Received: 14/08/2016
Accepted : 10/11/2016
In Press: 27/04/2017
Published: 13/07/2017

Abstract

OBJECTIVES:
The characteristics of T cells targeted by abatacept (ABT) in cases of rheumatoid arthritis (RA) are still unknown. The goal of the study was to determine the pathogenicity of T cells and the predictors of therapeutic effects of ABT.
METHODS:
We analysed the peripheral T cell phenotype of 34 RA patients via flow cytometry. The correlation of the phenotypes of CD4+ T cells with clinical disease activity and change in CD4+ T cell subsets at baseline and 24 weeks after ABT treatment were evaluated.
RESULTS:
RA patients showed an increase in the proportion of CD28- cells among CD4+ cells, which was significantly high in patients who had not achieved remission after ABT therapy.

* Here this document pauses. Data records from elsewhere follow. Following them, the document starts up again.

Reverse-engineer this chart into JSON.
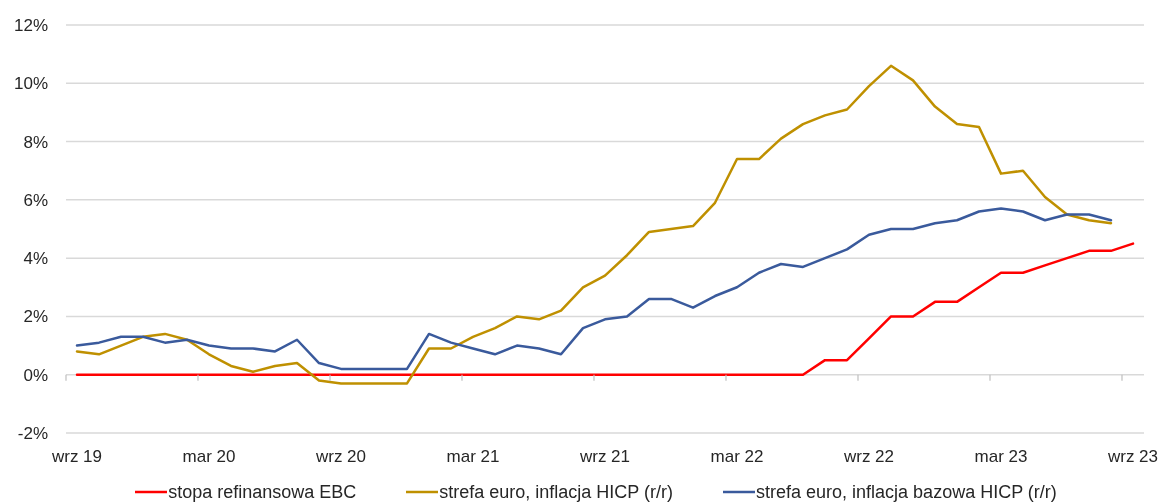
{
  "chart_data": {
    "type": "line",
    "categories": [
      "wrz 19",
      null,
      null,
      null,
      null,
      null,
      "mar 20",
      null,
      null,
      null,
      null,
      null,
      "wrz 20",
      null,
      null,
      null,
      null,
      null,
      "mar 21",
      null,
      null,
      null,
      null,
      null,
      "wrz 21",
      null,
      null,
      null,
      null,
      null,
      "mar 22",
      null,
      null,
      null,
      null,
      null,
      "wrz 22",
      null,
      null,
      null,
      null,
      null,
      "mar 23",
      null,
      null,
      null,
      null,
      null,
      "wrz 23"
    ],
    "series": [
      {
        "name": "stopa refinansowa EBC",
        "color": "#ff0000",
        "values": [
          0,
          0,
          0,
          0,
          0,
          0,
          0,
          0,
          0,
          0,
          0,
          0,
          0,
          0,
          0,
          0,
          0,
          0,
          0,
          0,
          0,
          0,
          0,
          0,
          0,
          0,
          0,
          0,
          0,
          0,
          0,
          0,
          0,
          0,
          0.5,
          0.5,
          1.25,
          2,
          2,
          2.5,
          2.5,
          3,
          3.5,
          3.5,
          3.75,
          4,
          4.25,
          4.25,
          4.5
        ]
      },
      {
        "name": "strefa euro, inflacja HICP (r/r)",
        "color": "#bf9000",
        "values": [
          0.8,
          0.7,
          1.0,
          1.3,
          1.4,
          1.2,
          0.7,
          0.3,
          0.1,
          0.3,
          0.4,
          -0.2,
          -0.3,
          -0.3,
          -0.3,
          -0.3,
          0.9,
          0.9,
          1.3,
          1.6,
          2.0,
          1.9,
          2.2,
          3.0,
          3.4,
          4.1,
          4.9,
          5.0,
          5.1,
          5.9,
          7.4,
          7.4,
          8.1,
          8.6,
          8.9,
          9.1,
          9.9,
          10.6,
          10.1,
          9.2,
          8.6,
          8.5,
          6.9,
          7.0,
          6.1,
          5.5,
          5.3,
          5.2,
          null
        ]
      },
      {
        "name": "strefa euro, inflacja bazowa HICP (r/r)",
        "color": "#3a5a9c",
        "values": [
          1.0,
          1.1,
          1.3,
          1.3,
          1.1,
          1.2,
          1.0,
          0.9,
          0.9,
          0.8,
          1.2,
          0.4,
          0.2,
          0.2,
          0.2,
          0.2,
          1.4,
          1.1,
          0.9,
          0.7,
          1.0,
          0.9,
          0.7,
          1.6,
          1.9,
          2.0,
          2.6,
          2.6,
          2.3,
          2.7,
          3.0,
          3.5,
          3.8,
          3.7,
          4.0,
          4.3,
          4.8,
          5.0,
          5.0,
          5.2,
          5.3,
          5.6,
          5.7,
          5.6,
          5.3,
          5.5,
          5.5,
          5.3,
          null
        ]
      }
    ],
    "ylim": [
      -2,
      12
    ],
    "yticks": [
      {
        "value": -2,
        "label": "-2%"
      },
      {
        "value": 0,
        "label": "0%"
      },
      {
        "value": 2,
        "label": "2%"
      },
      {
        "value": 4,
        "label": "4%"
      },
      {
        "value": 6,
        "label": "6%"
      },
      {
        "value": 8,
        "label": "8%"
      },
      {
        "value": 10,
        "label": "10%"
      },
      {
        "value": 12,
        "label": "12%"
      }
    ],
    "grid": "y",
    "legend": "bottom"
  }
}
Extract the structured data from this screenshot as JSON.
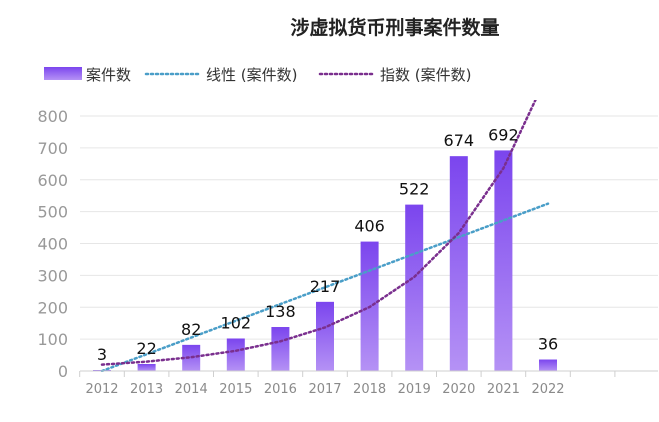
{
  "chart_data": {
    "type": "bar",
    "title": "涉虚拟货币刑事案件数量",
    "categories": [
      "2012",
      "2013",
      "2014",
      "2015",
      "2016",
      "2017",
      "2018",
      "2019",
      "2020",
      "2021",
      "2022"
    ],
    "series": [
      {
        "name": "案件数",
        "type": "bar",
        "values": [
          3,
          22,
          82,
          102,
          138,
          217,
          406,
          522,
          674,
          692,
          36
        ]
      },
      {
        "name": "线性 (案件数)",
        "type": "trendline-linear",
        "values": [
          0,
          52.5,
          105,
          157.5,
          210,
          262.5,
          315,
          367.5,
          420,
          472.5,
          525
        ]
      },
      {
        "name": "指数 (案件数)",
        "type": "trendline-exponential",
        "values": [
          20,
          29.4,
          43.2,
          63.4,
          93.1,
          136.7,
          200.8,
          294.9,
          433.1,
          636.1,
          934.2
        ]
      }
    ],
    "yticks": [
      0,
      100,
      200,
      300,
      400,
      500,
      600,
      700,
      800
    ],
    "ylim": [
      0,
      800
    ],
    "grid": true,
    "legend_position": "top-left",
    "colors": {
      "bar_top": "#7b45ee",
      "bar_bottom": "#b592f5",
      "linear": "#4a9ec8",
      "exponential": "#7a2f8e"
    }
  }
}
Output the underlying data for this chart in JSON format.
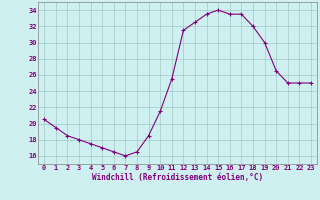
{
  "hours": [
    0,
    1,
    2,
    3,
    4,
    5,
    6,
    7,
    8,
    9,
    10,
    11,
    12,
    13,
    14,
    15,
    16,
    17,
    18,
    19,
    20,
    21,
    22,
    23
  ],
  "values": [
    20.5,
    19.5,
    18.5,
    18.0,
    17.5,
    17.0,
    16.5,
    16.0,
    16.5,
    18.5,
    21.5,
    25.5,
    31.5,
    32.5,
    33.5,
    34.0,
    33.5,
    33.5,
    32.0,
    30.0,
    26.5,
    25.0,
    25.0,
    25.0
  ],
  "line_color": "#800080",
  "marker": "+",
  "bg_color": "#cff0f0",
  "grid_color": "#a0c8c8",
  "tick_label_color": "#800080",
  "axis_label_color": "#800080",
  "xlabel_text": "Windchill (Refroidissement éolien,°C)",
  "ylim": [
    15,
    35
  ],
  "yticks": [
    16,
    18,
    20,
    22,
    24,
    26,
    28,
    30,
    32,
    34
  ],
  "xlabel_fontsize": 5.5,
  "tick_fontsize": 5.0,
  "linewidth": 0.8,
  "markersize": 3,
  "markeredgewidth": 0.8
}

The proportions of CD4+CXCR5+ T follicular helper-like (Tfh-like) cells increased in RA patients compared to healthy donors. The proportions of Tfh-like cells among CD4+CD28+ cells were significantly higher than those among CD4+CD28- cells. The proportion of Tfh-like cells was higher in anti-cyclic citrullinated peptide antibody (ACPA)-positive patients. By contrast, the proportions of CD4+CXCR3+ T helper 1-like (Th1-like) cells and effector memory phase T cells among CD4+CD28- cells were significantly higher than those among CD4+CD28+ cells, and the proportion of these cells did not correlate with disease activity. After ABT therapy, the proportion of Tfh-like cells among CD4+CD28+ cells was significantly reduced.
CONCLUSIONS:
These results imply that CD4+ CD28+ Tfh-like cells could possibly be the targets of ABT. Conversely, CD4+ CD28- cells may be a potential predictor of treatment resistance.